There had been growing skepticism of Chevron for a long time, including when Justices Neil Gorsuch and Clarence Thomas notified the court of their concerns of what damages the practice inflicted during arguments months ago.

The report said, “The ruling may result in significant uncertainty and legal challenges as lower courts and federal agencies adjust to the new legal landscape. Although legal experts largely predicted the 6-3 Republican-appointed Supreme Court would weaken Chevron, the justices had not relied on the precedent in its rulings since 2016.”

The rules that are applied to Americans regarding the environment, securities issues, and more, now will face a higher level of review by courts.

Roberts’ opinion was joined by Justices Thomas, Alito, Gorsuch, Kavanaugh and Barrett while the three leftists on the court, Ketanji Jackson, Sonia Sotomayor and Elena Kagan voted to keep massive power in the hands of the administrative state.

The court found that, “The Administrative Procedure Act requires courts to exercise their independent judgment in deciding whether an agency has acted within its statutory authority, and courts may not defer to an agency interpretation of the law simply because a statute is ambiguous; Chevron is overruled.

“Article III of the Constitution assigns to the Federal Judiciary the responsibility and power to adjudicate ‘Cases’ and ‘Controversies’—concrete disputes with consequences for the parties involved. The Framers appreciated that the laws judges would necessarily apply in resolving those disputes would not always be clear, but envisioned that the final ‘interpretation of the laws’ would be ‘the proper and peculiar province of the courts.'”

It continued, “As Chief Justice Marshall declared in the foundational decision of Marbury v. Madison, ‘[i]t is emphatically the province and duty of the judicial department to say what the law is.'”

Judges, for decades acted to interpret the acts of Congress while recognizing that due respect was appropriate for executive branch interpretations.

However, the ruling said, “The views of the executive branch could inform the judgment of the Judiciary, but did not supersede it.”

The current fight was over fishing.

“Before 1976, unregulated foreign vessels dominated fishing in the international waters off the U. S. coast, which began just 12 nautical miles offshore. Recognizing the resultant overfishing and the need for sound management of fishery resources, Congress enacted the Magnuson-Stevens Fishery Conservation and Management Act (MSA). The MSA and subsequent amendments extended the jurisdiction of the United States to 200 nautical miles beyond the U. S. territorial sea and claimed ‘exclusive fishery management authority over all fish’ within that area, known as the ‘exclusive economic zone.'”

Part of the enforcement of that law includes that “one or more observers be carried on board” domestic vessels “for the purpose of collecting data necessary for the conservation and management of the fishery.”
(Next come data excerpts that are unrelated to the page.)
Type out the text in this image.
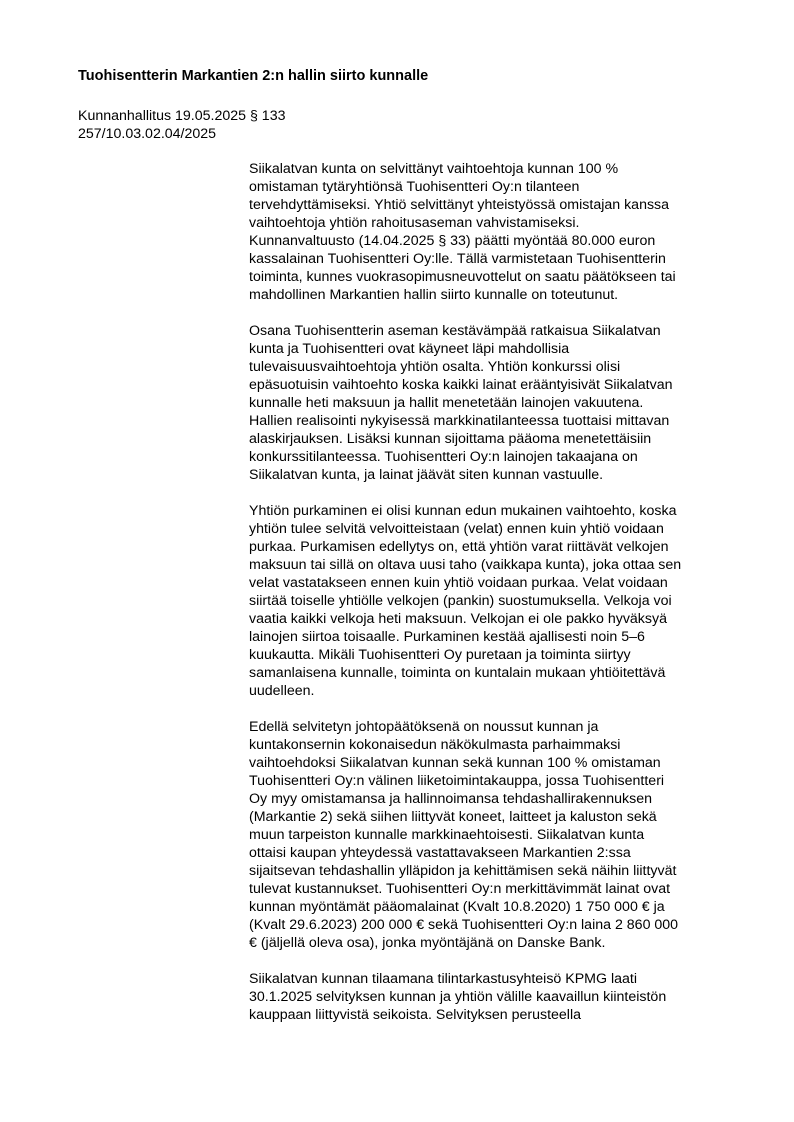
Tuohisentterin Markantien 2:n hallin siirto kunnalle
Kunnanhallitus 19.05.2025 § 133
257/10.03.02.04/2025

Siikalatvan kunta on selvittänyt vaihtoehtoja kunnan 100 %
omistaman tytäryhtiönsä Tuohisentteri Oy:n tilanteen
tervehdyttämiseksi. Yhtiö selvittänyt yhteistyössä omistajan kanssa
vaihtoehtoja yhtiön rahoitusaseman vahvistamiseksi.
Kunnanvaltuusto (14.04.2025 § 33) päätti myöntää 80.000 euron
kassalainan Tuohisentteri Oy:lle. Tällä varmistetaan Tuohisentterin
toiminta, kunnes vuokrasopimusneuvottelut on saatu päätökseen tai
mahdollinen Markantien hallin siirto kunnalle on toteutunut.

Osana Tuohisentterin aseman kestävämpää ratkaisua Siikalatvan
kunta ja Tuohisentteri ovat käyneet läpi mahdollisia
tulevaisuusvaihtoehtoja yhtiön osalta. Yhtiön konkurssi olisi
epäsuotuisin vaihtoehto koska kaikki lainat erääntyisivät Siikalatvan
kunnalle heti maksuun ja hallit menetetään lainojen vakuutena.
Hallien realisointi nykyisessä markkinatilanteessa tuottaisi mittavan
alaskirjauksen. Lisäksi kunnan sijoittama pääoma menetettäisiin
konkurssitilanteessa. Tuohisentteri Oy:n lainojen takaajana on
Siikalatvan kunta, ja lainat jäävät siten kunnan vastuulle.

Yhtiön purkaminen ei olisi kunnan edun mukainen vaihtoehto, koska
yhtiön tulee selvitä velvoitteistaan (velat) ennen kuin yhtiö voidaan
purkaa. Purkamisen edellytys on, että yhtiön varat riittävät velkojen
maksuun tai sillä on oltava uusi taho (vaikkapa kunta), joka ottaa sen
velat vastatakseen ennen kuin yhtiö voidaan purkaa. Velat voidaan
siirtää toiselle yhtiölle velkojen (pankin) suostumuksella. Velkoja voi
vaatia kaikki velkoja heti maksuun. Velkojan ei ole pakko hyväksyä
lainojen siirtoa toisaalle. Purkaminen kestää ajallisesti noin 5–6
kuukautta. Mikäli Tuohisentteri Oy puretaan ja toiminta siirtyy
samanlaisena kunnalle, toiminta on kuntalain mukaan yhtiöitettävä
uudelleen.

Edellä selvitetyn johtopäätöksenä on noussut kunnan ja
kuntakonsernin kokonaisedun näkökulmasta parhaimmaksi
vaihtoehdoksi Siikalatvan kunnan sekä kunnan 100 % omistaman
Tuohisentteri Oy:n välinen liiketoimintakauppa, jossa Tuohisentteri
Oy myy omistamansa ja hallinnoimansa tehdashallirakennuksen
(Markantie 2) sekä siihen liittyvät koneet, laitteet ja kaluston sekä
muun tarpeiston kunnalle markkinaehtoisesti. Siikalatvan kunta
ottaisi kaupan yhteydessä vastattavakseen Markantien 2:ssa
sijaitsevan tehdashallin ylläpidon ja kehittämisen sekä näihin liittyvät
tulevat kustannukset. Tuohisentteri Oy:n merkittävimmät lainat ovat
kunnan myöntämät pääomalainat (Kvalt 10.8.2020) 1 750 000 € ja
(Kvalt 29.6.2023) 200 000 € sekä Tuohisentteri Oy:n laina 2 860 000
€ (jäljellä oleva osa), jonka myöntäjänä on Danske Bank.

Siikalatvan kunnan tilaamana tilintarkastusyhteisö KPMG laati
30.1.2025 selvityksen kunnan ja yhtiön välille kaavaillun kiinteistön
kauppaan liittyvistä seikoista. Selvityksen perusteella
At first, herring fishermen were not charged for the “costs” of those observers, but soon the rule was changed administratively to demand payments, costs estimated at $710 per day.

That was affirmed, based on the Chevron precedent’s call for “deference” to government interpretations.

The case is Loper Bright Enterprises et al v. Raimondo, secretary of commerce.

The ruling ended up favoring fishermen who said Chevron gave the administrative state too much power.

Chevron, a decision from the 1980s, called on courts to let agency bureaucrats’ decisions to stand most of the time.

“How do we determine how much deference is too much deference? How do we know where the line is?” asked Justice Clarence Thomas during oral arguments earlier.